When you do the gradient test, you assign display profile to the gradient, so the monitor is L* calibrated, and the image is in L* based color space. But when you're working with AdobeRGB images, they are rendered to the gamma 2.2 based color space. To simulate the result you may assign AdobeRGB to the gradient, and check if it's still so smooth
That's not the way the test was designed to work as I understand it. A normal image in a normal RGB working space is always translated (behind the scenes) to the monitor space so you can see it. Hence will always suffer from some degree of banding or other gamut compression byproducts. The test gradient is not a normal image, it is designed to bypass Photoshop's translation from an RGB working space into the monitor space. IOW, a representation of a monitor at its absolute best.
When I run a monitor cal/profile at 2.2, and do the same test, assigning that 2.2 profile to the test image, it still looks very nice, but there is a bit of a hiccup/band in the 1/8 tone area that goes away when the monitor is operated in (and test image assigned to the ) L* profile. Just seems like L* makes the monitor run a bit smoother IMO.
When I get back to the studio tomorrow, I'll leave the monitor in its L* profile, do the gradient test, leave it in my AdobeRGB working space and take a close look.

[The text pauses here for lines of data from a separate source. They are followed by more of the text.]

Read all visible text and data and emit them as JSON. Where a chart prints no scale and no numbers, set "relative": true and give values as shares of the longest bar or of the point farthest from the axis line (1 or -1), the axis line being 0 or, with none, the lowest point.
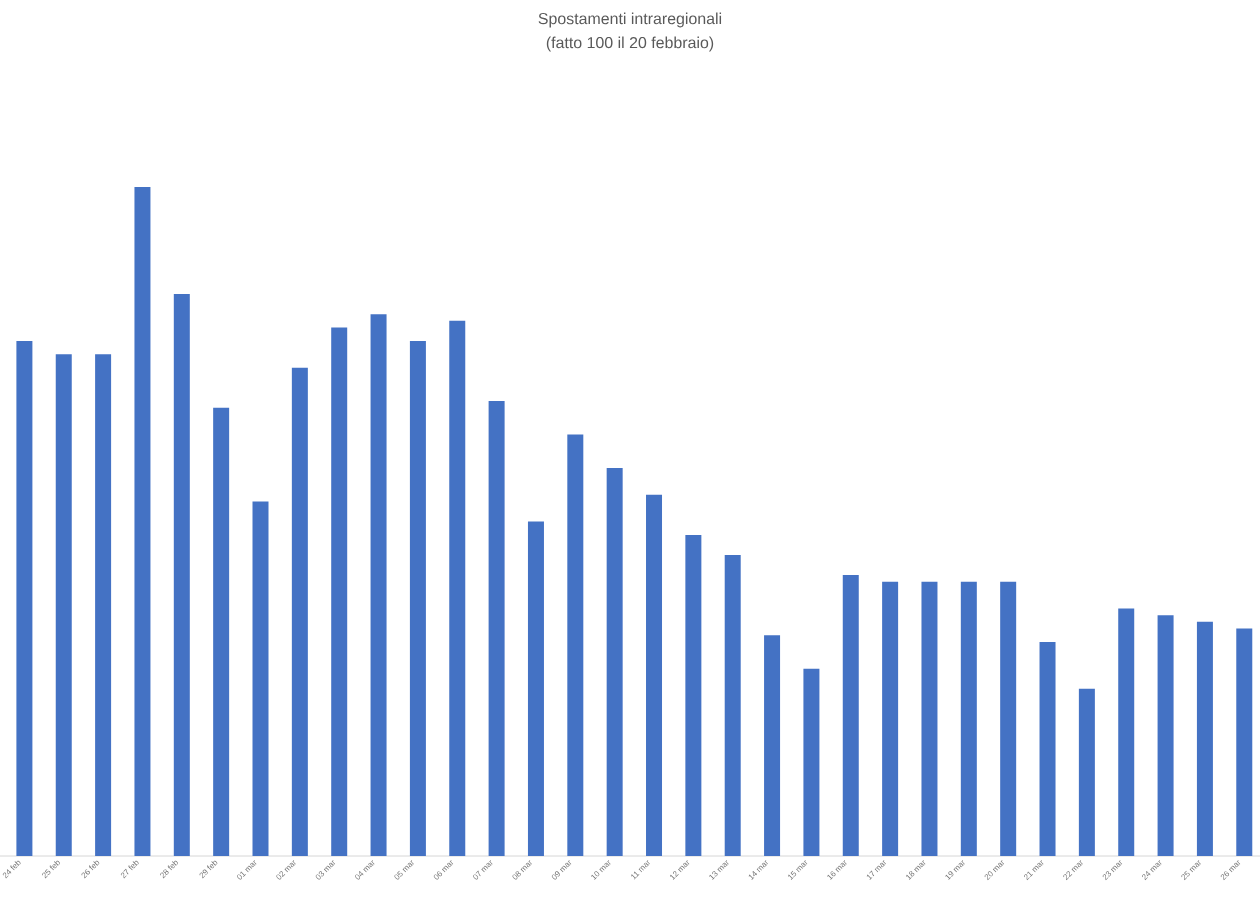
{
  "chart_data": {
    "type": "bar",
    "title": "Spostamenti intraregionali",
    "subtitle": "(fatto 100 il 20 febbraio)",
    "categories": [
      "24 feb",
      "25 feb",
      "26 feb",
      "27 feb",
      "28 feb",
      "29 feb",
      "01 mar",
      "02 mar",
      "03 mar",
      "04 mar",
      "05 mar",
      "06 mar",
      "07 mar",
      "08 mar",
      "09 mar",
      "10 mar",
      "11 mar",
      "12 mar",
      "13 mar",
      "14 mar",
      "15 mar",
      "16 mar",
      "17 mar",
      "18 mar",
      "19 mar",
      "20 mar",
      "21 mar",
      "22 mar",
      "23 mar",
      "24 mar",
      "25 mar",
      "26 mar"
    ],
    "values": [
      0.77,
      0.75,
      0.75,
      1,
      0.84,
      0.67,
      0.53,
      0.73,
      0.79,
      0.81,
      0.77,
      0.8,
      0.68,
      0.5,
      0.63,
      0.58,
      0.54,
      0.48,
      0.45,
      0.33,
      0.28,
      0.42,
      0.41,
      0.41,
      0.41,
      0.41,
      0.32,
      0.25,
      0.37,
      0.36,
      0.35,
      0.34
    ],
    "color": "#4472c4",
    "relative": true
  }
}
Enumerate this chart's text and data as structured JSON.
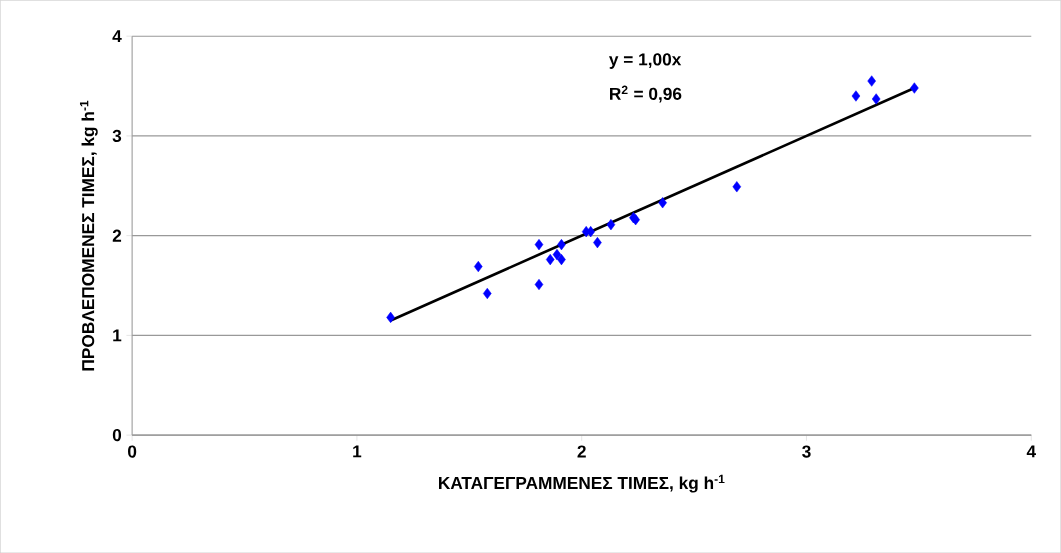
{
  "chart_data": {
    "type": "scatter",
    "xlabel": "ΚΑΤΑΓΕΓΡΑΜΜΕΝΕΣ ΤΙΜΕΣ, kg h$^{-1}$",
    "ylabel": "ΠΡΟΒΛΕΠΟΜΕΝΕΣ ΤΙΜΕΣ, kg h$^{-1}$",
    "annotations": [
      "y = 1,00x",
      "R$^{2}$ = 0,96"
    ],
    "xlim": [
      0,
      4
    ],
    "ylim": [
      0,
      4
    ],
    "xticks": [
      0,
      1,
      2,
      3,
      4
    ],
    "yticks": [
      0,
      1,
      2,
      3,
      4
    ],
    "grid": "y",
    "marker": "diamond",
    "series": [
      {
        "color": "#0000ff",
        "x": [
          1.15,
          1.54,
          1.58,
          1.81,
          1.81,
          1.86,
          1.89,
          1.91,
          1.91,
          2.02,
          2.04,
          2.07,
          2.13,
          2.23,
          2.24,
          2.36,
          2.69,
          3.22,
          3.29,
          3.31,
          3.48
        ],
        "values": [
          1.18,
          1.69,
          1.42,
          1.91,
          1.51,
          1.76,
          1.81,
          1.91,
          1.76,
          2.04,
          2.04,
          1.93,
          2.11,
          2.18,
          2.16,
          2.33,
          2.49,
          3.4,
          3.55,
          3.37,
          3.48
        ]
      },
      {
        "type": "line",
        "color": "#000000",
        "marker": "none",
        "x": [
          1.15,
          3.48
        ],
        "values": [
          1.15,
          3.48
        ]
      }
    ]
  }
}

What would be the recommendation for calibration when the working space is ProPhotoRGB which is Gamma 1.8 ?
In color space terms, the gamma has to do with how edits get applied to the file with respect to shadows/mids/highlights, so that's not the same application of gamma based on what I read here: http://www.adobe.com/digitalimag/pdfs/phscs2ip_colspace.pdf
, pg 5.
(I'm sure Andrew will jump in here, he wrote the article!)